Rethinking the WAN: Zero Trust network access can play a bigger role

The WAN as initially conceived was about one simple job: the WAN was the network that “connects my sites to each other.” That is, the network connecting users in corporate sites to corporate IT resources in other corporate sites or perhaps colocation facilities. It was all inside-to-inside traffic.

Over the past decade so much has changed that, just before COVID-19 work-from-home mandates took hold, only about 37% of a typical WAN’s traffic was still inside-to-inside, according to Nemertes’ “Next Generation Networks Research Study 2020-2021”. The rest touched the outside world, either originating there as with remote work against data-center systems or terminating there as with SaaS use from a company site or both as with VPNing into the network only to head back out to a SaaS app.

In light of this, it is worth rethinking what we mean by WAN.  The core concept of “the network I run that connects my sites to each other” puts network teams in the wrong frame of mind from the start. Thinking of the WAN instead as “the network I control that interconnects users and services that are not in the same place” shifts attention away from a physical infrastructure—the network—and toward a logical one—network services—and away from company locations to users, wherever they are.

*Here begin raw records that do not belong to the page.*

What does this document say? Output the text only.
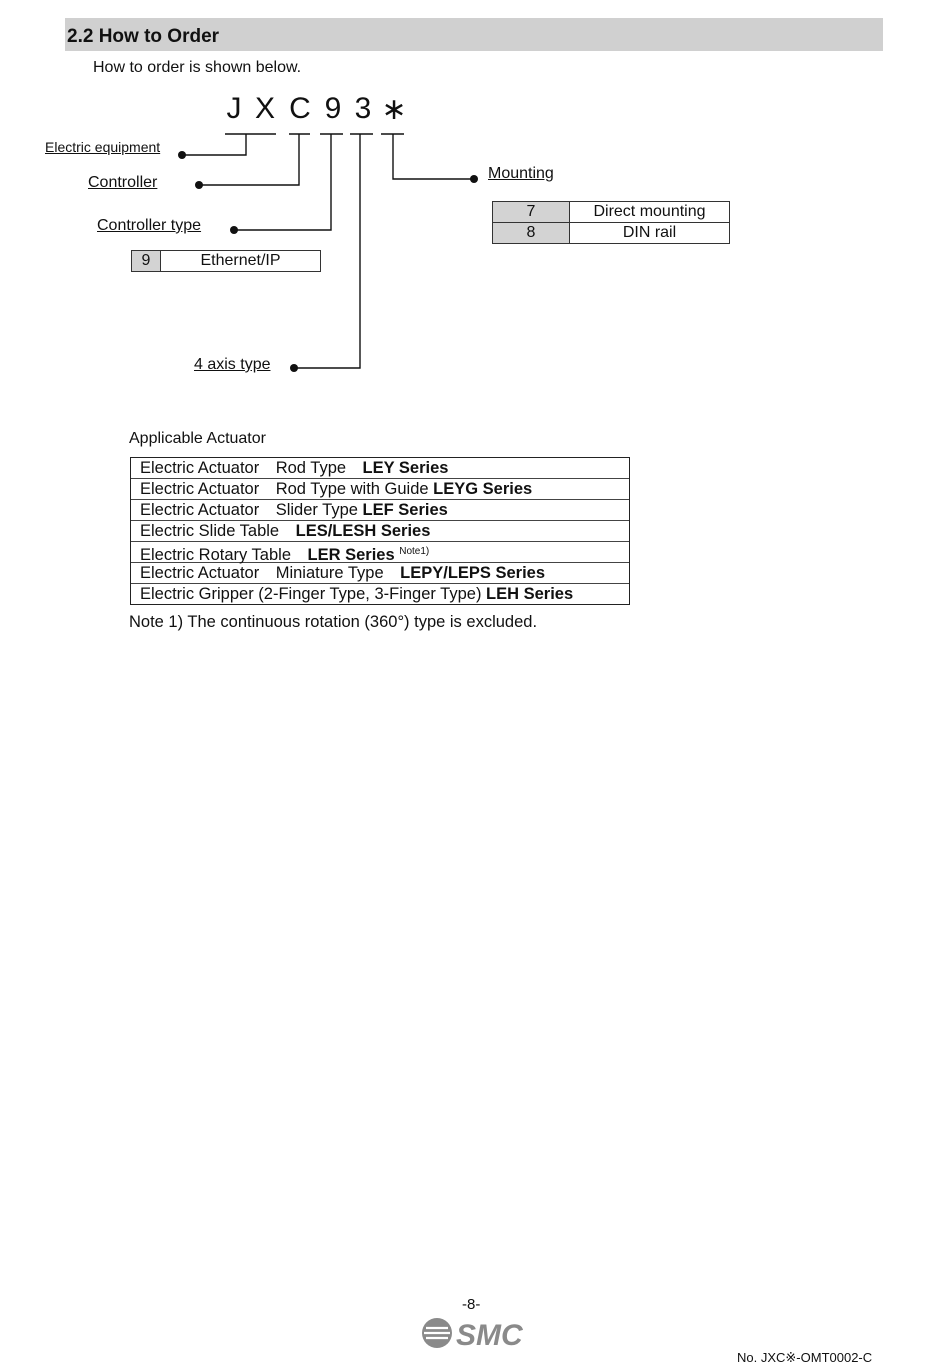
2.2 How to Order
How to order is shown below.
J X C 9 3 ∗
Electric equipment
Controller
Controller type
4 axis type
Mounting
9	Ethernet/IP
7	Direct mounting
8	DIN rail
Applicable Actuator
Electric Actuator　Rod Type　LEY Series
Electric Actuator　Rod Type with Guide LEYG Series
Electric Actuator　Slider Type LEF Series
Electric Slide Table　LES/LESH Series
Electric Rotary Table　LER Series $^{Note1)}$
Electric Actuator　Miniature Type　LEPY/LEPS Series
Electric Gripper (2-Finger Type, 3-Finger Type) LEH Series
Note 1) The continuous rotation (360°) type is excluded.
-8-
SMC
No. JXC※-OMT0002-C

The pandemic inspired many frantic efforts to ramp up access for workers not on-site. These efforts ranged from straightforward scale-up of existing VPNs, to rapid adoption of cloud-based Zero Trust network access (ZTNA) or enterprise-managed software-defined perimeter (SDP), to deployment of SOHO appliances or even per-laptop software agents to extend software-defined WANs (SD-WAN) into home offices.

Some SDP and ZTNA adopters Nemertes has interviewed, having weathered the pandemic and shifted attention back to issues of WAN maintenance and often-stalled SD-WAN deployments, realized something important: ZTNA/SDP isn’t just for work-from-home support. SDP and some ZTNA solutions can protect access to company resources from any location.

Of course, providing secure access to remote resources is one of the core reasons for a WAN to exist in the first place. If legacy dedicated WAN connectivity can be handed off to an SDP or ZTNA client on a laptop, using the internet to connect, what other functions of the WAN are left to justify its existence? Reliability/performance and optimizations are the two most important.

Performance and reliability: While even a symmetrical business-class internet link can’t match all the performance guarantees of an MPLS service, such links are providing steadily more reliable services over time. And, they still tend to cost far less than MPLS links of similar capacity, so more bandwidth can be acquired.

Optimizations: These range from legacy WAN acceleration to current SD-WAN optimization and prioritization schemes. However, many of the applications needing the most acceleration for wide-area use have evolved, and their current protocols are far less chatty and so, far less susceptible to performance issues across long distances. And when there are not a lot of folks sharing a connection, there’s less call for prioritization.

Thinking through these factors and looking at their networks, these ZTNA/SDP users asked themselves: For all these small sites we have, do we even need private connectivity anymore? And they found their way to the answer: No. They have proceeded to stop SD-WAN deployments to these sites, and to cease using MPLS at them, instead committing to larger and sometimes more internet pipes.

Now, they rely on their SDP or ZTNA solution for those working from work in these small company offices as opposed to working from home. They are finding the reliability not much changed; performance as good or better because so much is about access to cloud services and the major providers have highly optimized access edges of their own; user satisfaction up thanks to one experience, any location; and costs down significantly.

Of course, this isn’t a solution for every site at every company, and the larger the site the more likely it is that simple, shared internet access is not going to be enough. The impact of internet performance issues might be too high, the contention for capacity too intense, to get by without SD-WAN-style redundancies and optimizations.

However, companies with a number of small locations have a new option: Secure access over bare internet without scaling up legacy VPN infrastructure or deploying new SD-WAN infrastructure.

The take-away is that these options for access, management, coupled with all the changes in context—the shift to cloud resources, the shift to work-from-anywhere—mean that IT needs to reconsider what the WAN is, what it is for, and how best to meet those needs sustainably.